Why context stuffing?
The two most popular ways to populate the context window of LLMs are RAG and agents. I am a big fan of context stuffing though. Context stuffing tries to preload as much information as possible, ideally everything there is, into the context window before text generation starts.
Context stuffing has several advantages:
- Cost: Context stuffing uses only cheap input tokens and it processes them only once whereas agentic retrieval consumes output tokens, especially when reasoning, and it reprocesses input tokens at every turn.
- Context size: Since context window limit is more economical than technical these days, context stuffing makes larger contexts practical.
- Prompt caching: The cost advantage is even greater when prompt cache can be employed effectively. Context stuffing can produce context with highly stable prefix, which is amenable to prompt caching if the cache has long enough TTL.

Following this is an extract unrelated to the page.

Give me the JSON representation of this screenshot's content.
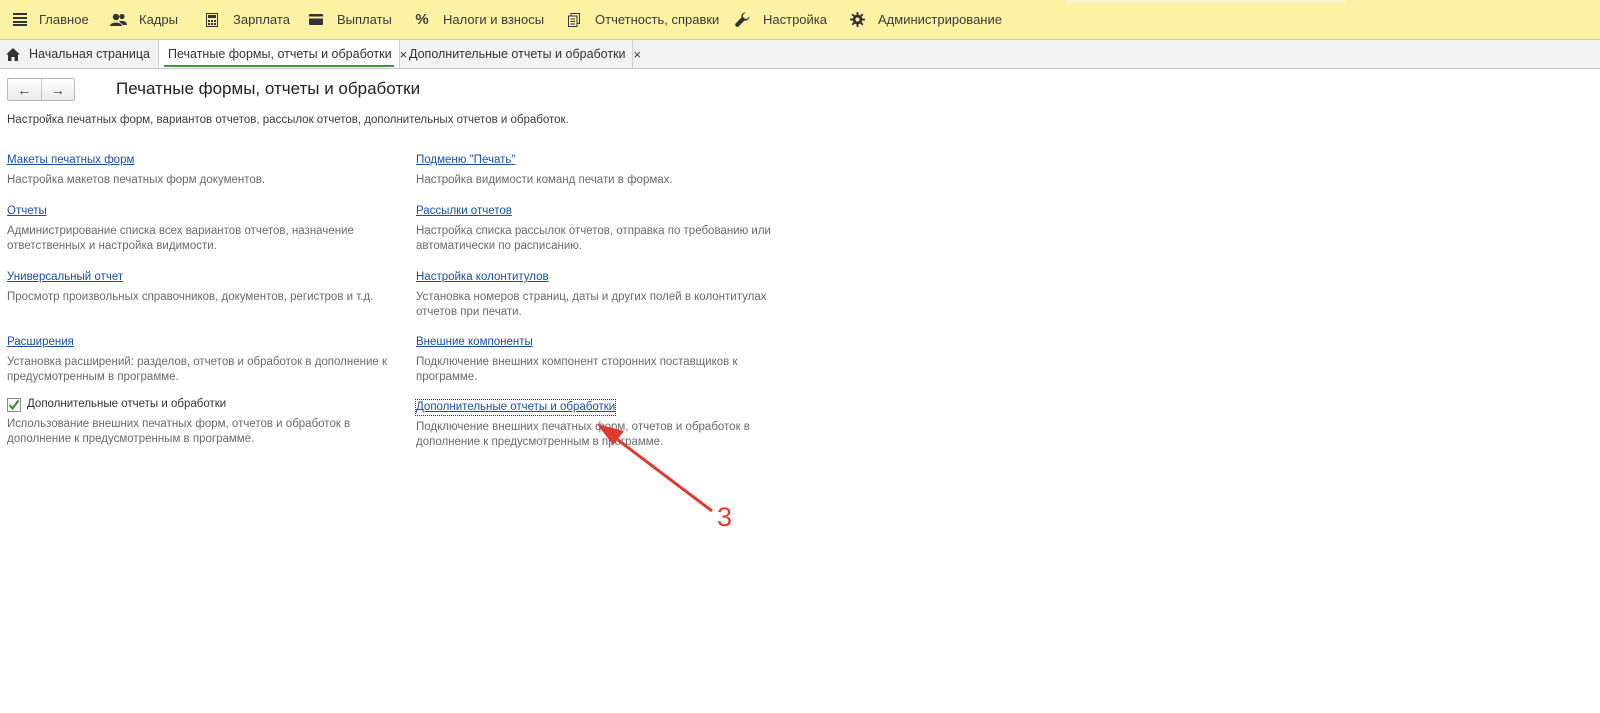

- Latency: Contemporary LLMs are very inefficient at producing output tokens. Not only does it increase cost, it also tremendously slows the LLM down. Context stuffing produces pure context composed of input tokens only, which can be processed by LLMs in seconds.
- Context health: Agents tend to poison their context with incorrect assumptions and decisions, which damages decision-making in subsequent steps. Since context stuffing uses only pristine data, it cannot possibly poison the context.
- Reliability: If you can just stuff (nearly) everything in the context, there's zero chance that the agent will fail to retrieve something relevant. Even when context stuffing can load only 50% of the required information, that's still a 50% drop in retrieval failures.
- In-context learning: Keeping similar project files in the context gives the model hints about how to write new content. In a well-maintained project, imitation of existing content improves output quality.
- Awareness: Agentic retrieval requires the LLM to know upfront, which files will be needed, but relevance of a particular file sometimes becomes apparent only after reading it. Even when the file is not directly relevant, it can still subtly influence output, for example by promoting consistency.
Some people fear that overloading the context will make the LLM distracted, but reasoning LLMs can always move relevant bits of context to the end where LLM's attention is strongest. If I were to point to a real weakness of context stuffing, it would be large projects. Rule-based retrieval (recent, mentioned, core, and related files) becomes ineffective when the context is only a small fraction of total project size. For large projects, it is more effective to use agentic retrieval. Some amount of context stuffing however still helps.